Wave A
Wave A is the first move in a corrective sequence labeled A-B-C. It establishes which direction the correction will travel. Getting Wave A right is the foundation for everything that follows in the corrective phase. Wave A can subdivide into either five waves or three waves, and this distinction matters enormously. If Wave A contains five sub-waves, you are likely looking at a zigzag correction, which tends to be sharp and deep. If Wave A contains only three sub-waves, a flat correction is more probable, which means the correction will be sideways and time-consuming. Many traders miss Wave A entirely because they are still positioned with the prior trend. They see the first decline as a normal pullback. By the time they recognize a correction is underway, they are already underwater. The internal structure of Wave A gives you an early edge in determining what type of correction is forming and how deep it might go.
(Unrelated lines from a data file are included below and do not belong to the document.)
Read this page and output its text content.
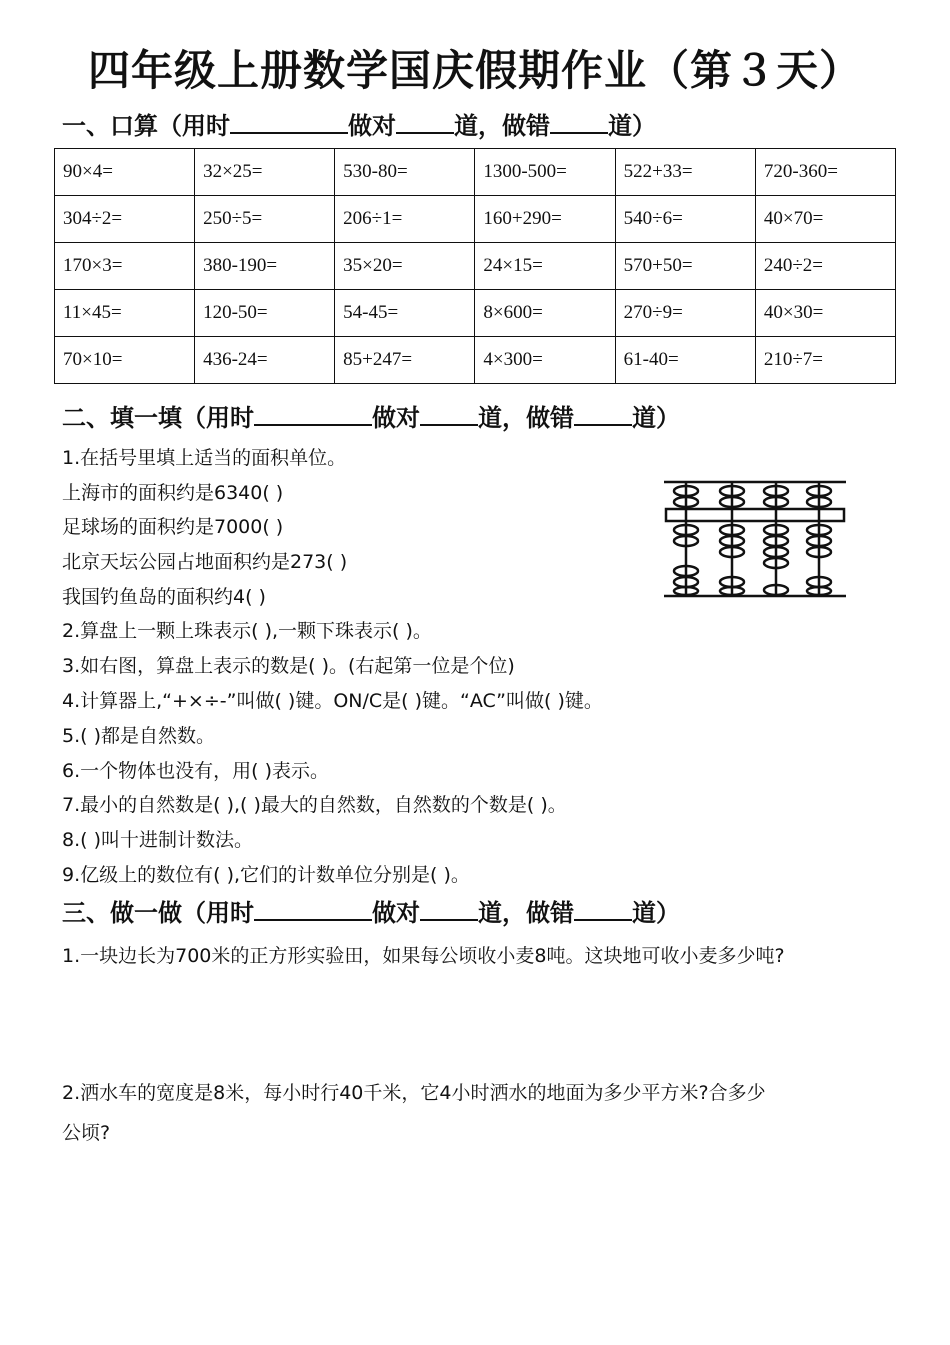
四年级上册数学国庆假期作业（第３天）
一、口算（用时	做对 道，做错 道）
90×4=	32×25=	530-80=	1300-500=	522+33=	720-360=
304÷2=	250÷5=	206÷1=	160+290=	540÷6=	40×70=
170×3=	380-190=	35×20=	24×15=	570+50=	240÷2=
11×45=	120-50=	54-45=	8×600=	270÷9=	40×30=
70×10=	436-24=	85+247=	4×300=	61-40=	210÷7=
二、填一填（用时	做对 道，做错 道）
1.在括号里填上适当的面积单位。
上海市的面积约是6340( )
足球场的面积约是7000( )
北京天坛公园占地面积约是273( )
我国钓鱼岛的面积约4( )
2.算盘上一颗上珠表示( ),一颗下珠表示( )。
3.如右图，算盘上表示的数是( )。(右起第一位是个位)
4.计算器上,“+×÷-”叫做( )键。ON/C是( )键。“AC”叫做( )键。
5.( )都是自然数。
6.一个物体也没有，用( )表示。
7.最小的自然数是( ),( )最大的自然数，自然数的个数是( )。
8.( )叫十进制计数法。
9.亿级上的数位有( ),它们的计数单位分别是( )。
三、做一做（用时	做对 道，做错 道）
1.一块边长为700米的正方形实验田，如果每公顷收小麦8吨。这块地可收小麦多少吨?
2.洒水车的宽度是8米，每小时行40千米，它4小时洒水的地面为多少平方米?合多少
公顷?
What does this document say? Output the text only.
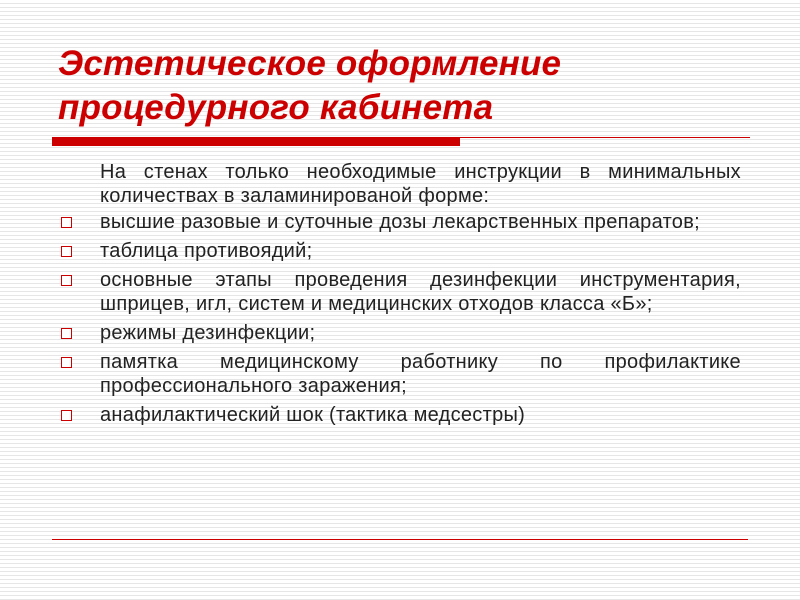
Эстетическое оформление
процедурного кабинета

На стенах только необходимые инструкции в минимальных количествах в заламинированой форме:

высшие разовые и суточные дозы лекарственных препаратов;
таблица противоядий;
основные этапы проведения дезинфекции инструментария, шприцев, игл, систем и медицинских отходов класса «Б»;
режимы дезинфекции;
памятка медицинскому работнику по профилактике профессионального заражения;
анафилактический шок (тактика медсестры)
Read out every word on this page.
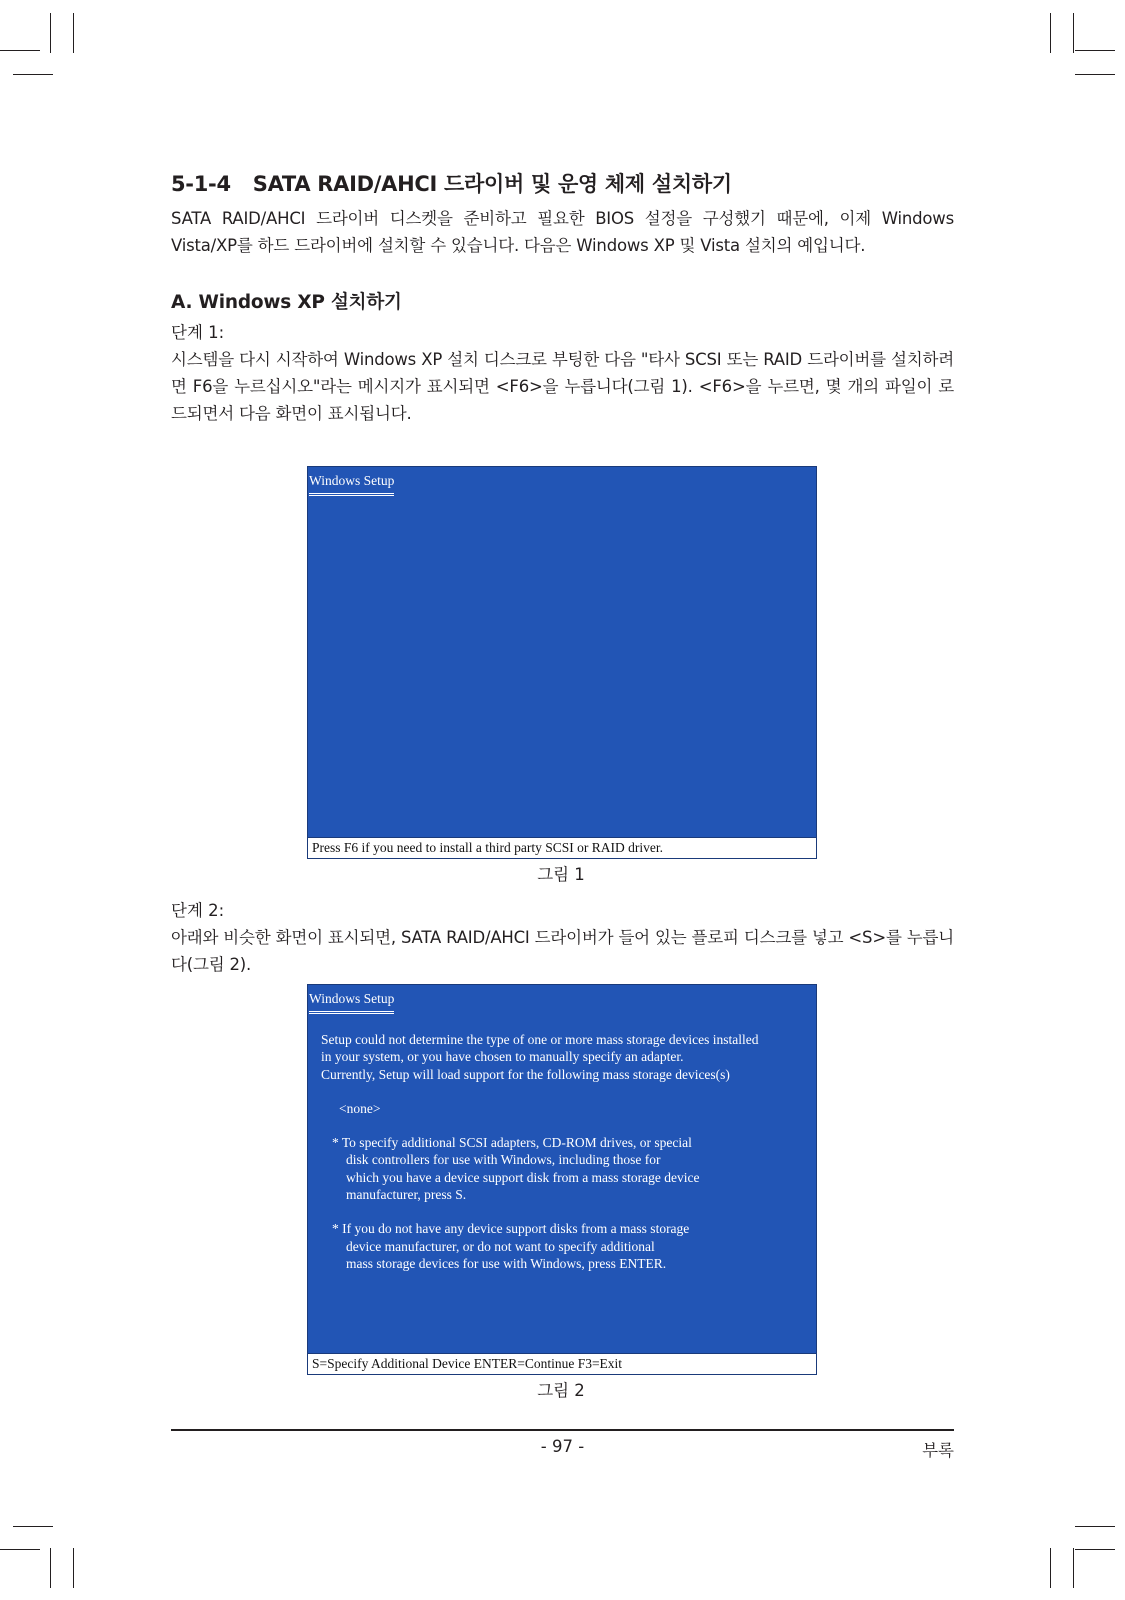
5-1-4 SATA RAID/AHCI 드라이버 및 운영 체제 설치하기
SATA RAID/AHCI 드라이버 디스켓을 준비하고 필요한 BIOS 설정을 구성했기 때문에, 이제 Windows Vista/XP를 하드 드라이버에 설치할 수 있습니다. 다음은 Windows XP 및 Vista 설치의 예입니다.
A. Windows XP 설치하기
단계 1:
시스템을 다시 시작하여 Windows XP 설치 디스크로 부팅한 다음 "타사 SCSI 또는 RAID 드라이버를 설치하려면 F6을 누르십시오"라는 메시지가 표시되면 <F6>을 누릅니다(그림 1). <F6>을 누르면, 몇 개의 파일이 로드되면서 다음 화면이 표시됩니다.
Windows Setup
Press F6 if you need to install a third party SCSI or RAID driver.
그림 1
단계 2:
아래와 비슷한 화면이 표시되면, SATA RAID/AHCI 드라이버가 들어 있는 플로피 디스크를 넣고 <S>를 누릅니다(그림 2).
Windows Setup
Setup could not determine the type of one or more mass storage devices installed
in your system, or you have chosen to manually specify an adapter.
Currently, Setup will load support for the following mass storage devices(s)
<none>
* To specify additional SCSI adapters, CD-ROM drives, or special
disk controllers for use with Windows, including those for
which you have a device support disk from a mass storage device
manufacturer, press S.
* If you do not have any device support disks from a mass storage
device manufacturer, or do not want to specify additional
mass storage devices for use with Windows, press ENTER.
S=Specify Additional Device ENTER=Continue F3=Exit
그림 2
- 97 -	부록
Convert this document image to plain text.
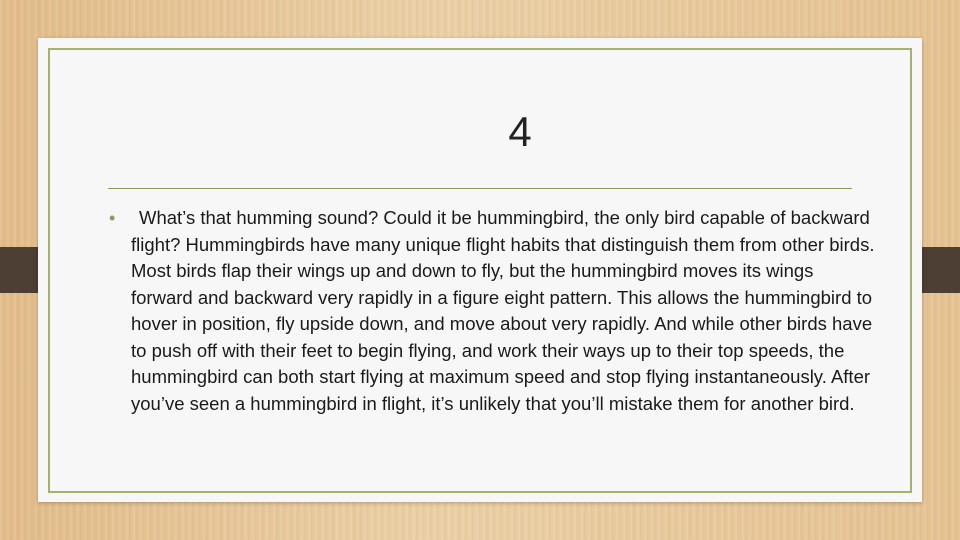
4
•	What’s that humming sound? Could it be hummingbird, the only bird capable of backward flight? Hummingbirds have many unique flight habits that distinguish them from other birds. Most birds flap their wings up and down to fly, but the hummingbird moves its wings forward and backward very rapidly in a figure eight pattern. This allows the hummingbird to hover in position, fly upside down, and move about very rapidly. And while other birds have to push off with their feet to begin flying, and work their ways up to their top speeds, the hummingbird can both start flying at maximum speed and stop flying instantaneously. After you’ve seen a hummingbird in flight, it’s unlikely that you’ll mistake them for another bird.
After a five-wave rally in gold to $2,100, price drops to $1,980 in Wave A. You examine the internal structure and count five clear sub-waves within that decline. This tells you a zigzag correction is likely forming. You now expect Wave B to retrace 50-61.8% of Wave A (rallying back toward $2,050-$2,060) before Wave C drives price below $1,980. If Wave A had only three sub-waves, you would expect a flat correction with Wave B retracing closer to 100% of Wave A.